During my undergraduate studies I took a trip to Costa Rica that awakened my passion for ecology. Among our group was a friend of mine, Mario. As a zookeeper, Mario leant his knowledge to point out unique plant and animal species during our excursions. His ability to understand and communicate themes like rainforest hydrology and species interactions inspired me to concentrate my degree in the Environment and take extra coursework in the natural sciences. The hope was to galvanize others to protect the natural resources around them, much in the way that Mario influenced me. My first real world experience in engaging the public with nature was a volunteer trip I took to Quetzaltenango, Guatemala in 2010, where my team was asked to develop lesson plans on environmental awareness. By the end of the week, the children had absorbed a basic, bilingual understanding of gardening, deforestation, and endangered species like the Quetzal bird.
The interdisciplinary nature of my education enabled me to put my aspiration into practice in support of conservation education programs and ornithological research. As a Field Technician for the Smithsonian Migratory Bird Center, I coordinated backyard bird banding demonstrations for 55 volunteers and their family members to engage with passerine birds thriving in their backyards and learn about scientific methods, such as mist netting, used to research avian wildlife. My internship in Education involved the creation of published teacher manuals, in English and Spanish, for students in the U.S. and Latin America to learn about Neotropical migratory birds. As a representative of the Smithsonian Migratory Bird Center, I also had the privilege of working with Environment for the Americas and a network of national partners to coordinate an International Migratory Bird Day festival in DC. To fulfill our mission of engaging Latinos with the sciences, we developed partnerships with Latino non-profits and key media sources, and highlighted dances and activities representative of Mexican, Bolivian, and Caribbean cultures. These experiences strengthened my desire to learn more about techniques used in biological research and engagement initiatives designed to reconcile human interests with conservation planning. Furthermore, I witnessed how early exposure to science and nature cultivates a future constituency concerned about the protection of natural resources and biodiversity. I am deeply humbled by the opportunity to continue learning about ornithological research and strategies to engage the public, particularly Latinos, with the outdoors through the America’s Great Outdoors internship. I cannot wait to join the team and put conservation into practice this season!
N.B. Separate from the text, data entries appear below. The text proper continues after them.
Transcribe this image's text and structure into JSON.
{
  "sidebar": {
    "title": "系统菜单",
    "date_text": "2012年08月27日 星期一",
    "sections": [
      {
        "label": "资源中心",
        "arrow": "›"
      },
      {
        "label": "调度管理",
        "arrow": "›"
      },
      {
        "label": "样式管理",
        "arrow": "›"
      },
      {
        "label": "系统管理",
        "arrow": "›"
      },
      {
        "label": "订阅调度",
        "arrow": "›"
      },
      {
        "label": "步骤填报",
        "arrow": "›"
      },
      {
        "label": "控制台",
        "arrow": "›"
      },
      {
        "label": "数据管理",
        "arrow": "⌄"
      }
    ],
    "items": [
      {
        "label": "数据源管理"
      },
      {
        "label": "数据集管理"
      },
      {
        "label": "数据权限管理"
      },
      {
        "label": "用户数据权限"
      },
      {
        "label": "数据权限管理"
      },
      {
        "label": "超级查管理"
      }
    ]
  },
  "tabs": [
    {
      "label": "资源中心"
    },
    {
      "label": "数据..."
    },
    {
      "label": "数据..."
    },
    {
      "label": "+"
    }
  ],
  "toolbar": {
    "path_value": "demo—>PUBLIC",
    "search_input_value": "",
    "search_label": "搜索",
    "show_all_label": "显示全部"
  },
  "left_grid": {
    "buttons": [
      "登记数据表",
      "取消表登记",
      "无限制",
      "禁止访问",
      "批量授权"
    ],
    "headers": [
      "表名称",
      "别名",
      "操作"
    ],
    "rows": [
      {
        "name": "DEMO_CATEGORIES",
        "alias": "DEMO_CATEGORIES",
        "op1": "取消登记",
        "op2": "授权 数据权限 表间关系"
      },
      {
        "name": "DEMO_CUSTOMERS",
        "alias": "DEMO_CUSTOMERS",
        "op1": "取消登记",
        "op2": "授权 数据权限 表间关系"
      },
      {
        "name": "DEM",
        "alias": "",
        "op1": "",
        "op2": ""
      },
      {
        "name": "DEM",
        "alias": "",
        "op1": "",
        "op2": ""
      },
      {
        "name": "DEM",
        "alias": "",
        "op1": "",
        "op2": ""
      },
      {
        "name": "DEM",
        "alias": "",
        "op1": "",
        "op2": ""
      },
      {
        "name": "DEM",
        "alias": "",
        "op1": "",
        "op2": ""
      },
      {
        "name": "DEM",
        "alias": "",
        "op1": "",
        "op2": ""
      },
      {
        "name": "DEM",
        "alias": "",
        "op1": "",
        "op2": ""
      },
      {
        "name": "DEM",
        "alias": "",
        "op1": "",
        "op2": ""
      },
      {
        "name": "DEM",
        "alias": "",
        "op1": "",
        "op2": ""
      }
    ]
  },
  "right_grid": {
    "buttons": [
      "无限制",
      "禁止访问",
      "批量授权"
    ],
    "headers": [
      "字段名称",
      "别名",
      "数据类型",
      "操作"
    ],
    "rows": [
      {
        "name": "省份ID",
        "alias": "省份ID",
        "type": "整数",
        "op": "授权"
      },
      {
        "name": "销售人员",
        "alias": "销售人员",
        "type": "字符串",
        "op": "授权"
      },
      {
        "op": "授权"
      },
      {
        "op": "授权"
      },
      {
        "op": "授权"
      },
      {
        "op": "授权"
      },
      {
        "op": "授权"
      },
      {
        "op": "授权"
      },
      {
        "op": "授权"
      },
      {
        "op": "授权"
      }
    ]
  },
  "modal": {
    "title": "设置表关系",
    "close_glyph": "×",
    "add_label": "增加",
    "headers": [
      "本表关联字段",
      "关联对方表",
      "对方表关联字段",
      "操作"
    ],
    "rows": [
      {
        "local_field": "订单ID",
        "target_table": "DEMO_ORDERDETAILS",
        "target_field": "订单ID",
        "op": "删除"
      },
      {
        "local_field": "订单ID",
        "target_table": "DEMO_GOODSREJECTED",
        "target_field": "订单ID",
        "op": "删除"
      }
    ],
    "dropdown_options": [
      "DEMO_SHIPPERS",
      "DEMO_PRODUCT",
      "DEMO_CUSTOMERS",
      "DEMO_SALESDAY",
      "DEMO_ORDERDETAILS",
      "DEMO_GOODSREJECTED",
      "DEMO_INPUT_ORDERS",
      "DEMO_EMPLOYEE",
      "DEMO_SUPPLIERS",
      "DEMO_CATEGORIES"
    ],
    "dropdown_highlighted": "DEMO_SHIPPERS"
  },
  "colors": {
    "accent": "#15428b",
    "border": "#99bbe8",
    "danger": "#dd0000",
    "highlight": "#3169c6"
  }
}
Interests: My family always tells me that I have “hormigas en la cola,” or “ants on my bum,” a Spanish idiom for a person who is always active! I constantly look for a way to learn something new about the world around me, a quest which often involves getting lost on bike trails for hours and immersing myself in random activities, like learning how to dance Tinkus or painting skateboards for local art shows. I recently picked up rock climbing on indoor walls and am itching for a chance to put my new skills to the test in an outdoor setting. Outside of indulging my curiosities, I like to spend my free time in the company of friends and family, reading, and watching Animal Planet.
Long-term goals: As an aspiring conservationist, I hope to one day contribute to the development of wildlife management plans through the collection of meaningful data on the threats posed to threatened ecosystems and species. In light of the demonstrated ability of humans to negatively impact important ecological interactions that support life on Earth, I firmly believe a diminishing biodiversity is a fundamental issue of our generation. Pursuing experiences like the Wildlife Research/Community Education Coordinator will empower me to make a positive impact on the protection of ecosystems and species vulnerable to the effects of human activities.